Recent years have witnessed a surge in the number of data breaches, causing a massive financial hit to businesses worldwide. With millions of people working from home and using videoconferencing and cloud applications, the COVID-19 pandemic has only increased the number of these malicious attacks. According to data presented by, the health care industry tops the list of the most expensive data breaches with an average cost of $7.13 million, 84% more than the global average.

The global average cost of a data breach has fluctuated between $3.5 million and $4 million in recent years. In 2020, it hit $3.86 million, a 1.5% drop year-over-year, revealed the Ponemon Institute's Cost of a Data Breach Report 2020, commissioned by IBM. The report also showed it usually took 280 days for an organization to spot and contain a breach, a day more than a year ago. However, statistics indicate these figures vary significantly based on industry.

Besides leading in the average cost of a data breach, the health care industry also had the highest average time to identify a violation of 329 days. The energy industry ranked second of the 17 sectors surveyed, with $6.39 million in average cost and 254 days to spot a breach.

Financial services, the pharma industry, and the technology sector follow, with $5.85 million, $5.06 million, and $5.04 million in average data breach cost, respectively.

Analyzed by geography, the U.S. convincingly leads among all surveyed countries with an average data breach cost of $8.64 million, a 5.5% increase in a year. Statistics also show this figure surged by 60% in the last seven years, growing from $5.4 million in 2013. Financial services represent the costliest industry in the U.S. in 2020, while companies and organizations need 237 days to identify a breach, compared to 245 days in 2019.

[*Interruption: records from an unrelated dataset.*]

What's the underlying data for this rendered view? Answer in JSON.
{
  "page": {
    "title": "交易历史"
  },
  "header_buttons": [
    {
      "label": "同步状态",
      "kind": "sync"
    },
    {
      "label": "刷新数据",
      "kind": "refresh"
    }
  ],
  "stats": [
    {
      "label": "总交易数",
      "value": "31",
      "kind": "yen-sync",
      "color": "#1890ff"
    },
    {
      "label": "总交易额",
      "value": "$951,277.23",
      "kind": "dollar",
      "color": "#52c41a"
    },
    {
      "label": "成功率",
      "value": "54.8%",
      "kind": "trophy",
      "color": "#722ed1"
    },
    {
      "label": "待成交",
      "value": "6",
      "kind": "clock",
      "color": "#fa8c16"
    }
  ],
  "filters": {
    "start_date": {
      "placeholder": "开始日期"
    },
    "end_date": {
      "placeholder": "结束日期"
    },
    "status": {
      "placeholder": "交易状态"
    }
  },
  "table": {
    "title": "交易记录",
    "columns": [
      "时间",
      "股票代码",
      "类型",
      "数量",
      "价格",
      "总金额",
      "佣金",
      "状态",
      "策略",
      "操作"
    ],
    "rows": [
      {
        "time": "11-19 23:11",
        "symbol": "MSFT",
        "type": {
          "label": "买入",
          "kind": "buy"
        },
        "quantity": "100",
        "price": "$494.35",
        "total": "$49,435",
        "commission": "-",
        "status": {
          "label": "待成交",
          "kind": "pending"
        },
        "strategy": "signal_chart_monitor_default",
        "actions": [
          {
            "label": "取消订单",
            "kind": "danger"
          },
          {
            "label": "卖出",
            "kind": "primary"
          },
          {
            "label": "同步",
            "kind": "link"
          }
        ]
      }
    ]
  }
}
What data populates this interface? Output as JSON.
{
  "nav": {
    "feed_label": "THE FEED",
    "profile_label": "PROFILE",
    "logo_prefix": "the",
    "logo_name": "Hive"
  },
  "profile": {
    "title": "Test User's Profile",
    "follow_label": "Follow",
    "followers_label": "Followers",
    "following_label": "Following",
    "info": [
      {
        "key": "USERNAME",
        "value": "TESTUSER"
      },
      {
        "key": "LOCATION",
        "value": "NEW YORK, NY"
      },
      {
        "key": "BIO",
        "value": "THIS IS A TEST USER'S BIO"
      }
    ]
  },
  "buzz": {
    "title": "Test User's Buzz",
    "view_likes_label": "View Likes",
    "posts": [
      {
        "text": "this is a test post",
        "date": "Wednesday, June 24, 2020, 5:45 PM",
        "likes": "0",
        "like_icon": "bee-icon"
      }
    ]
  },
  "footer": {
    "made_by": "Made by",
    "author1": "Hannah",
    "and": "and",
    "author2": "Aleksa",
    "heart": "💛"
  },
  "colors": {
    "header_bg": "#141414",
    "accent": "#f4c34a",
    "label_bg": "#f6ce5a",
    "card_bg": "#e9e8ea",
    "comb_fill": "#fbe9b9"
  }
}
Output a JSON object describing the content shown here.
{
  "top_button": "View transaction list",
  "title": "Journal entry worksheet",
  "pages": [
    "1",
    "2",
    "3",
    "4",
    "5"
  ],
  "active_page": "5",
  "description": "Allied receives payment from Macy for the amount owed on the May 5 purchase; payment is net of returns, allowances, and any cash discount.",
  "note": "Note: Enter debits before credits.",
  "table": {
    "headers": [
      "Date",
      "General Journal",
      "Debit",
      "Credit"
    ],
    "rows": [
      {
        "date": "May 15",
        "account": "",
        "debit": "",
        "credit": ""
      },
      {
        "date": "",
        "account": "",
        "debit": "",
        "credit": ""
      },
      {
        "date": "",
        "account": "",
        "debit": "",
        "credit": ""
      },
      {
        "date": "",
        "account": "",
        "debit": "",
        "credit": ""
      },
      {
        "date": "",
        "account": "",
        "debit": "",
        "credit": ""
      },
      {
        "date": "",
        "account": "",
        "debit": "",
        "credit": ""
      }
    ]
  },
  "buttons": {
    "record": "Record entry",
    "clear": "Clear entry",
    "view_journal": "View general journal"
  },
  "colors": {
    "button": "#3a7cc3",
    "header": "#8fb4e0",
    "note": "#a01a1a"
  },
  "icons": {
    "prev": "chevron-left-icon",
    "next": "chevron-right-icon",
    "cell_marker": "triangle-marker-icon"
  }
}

Germany leads among European countries with an average data breach cost of $4.45 million in 2020, a 7% drop year-on-year, while companies usually need 160 days to identify a data breach.

Malicious attacks caused 52% of all breaches. Human error and system glitches follow at 23% and 25%, respectively. Statistics also show that around 20% of companies that had been victims of a malicious breach were hacked by using stolen or compromised credentials.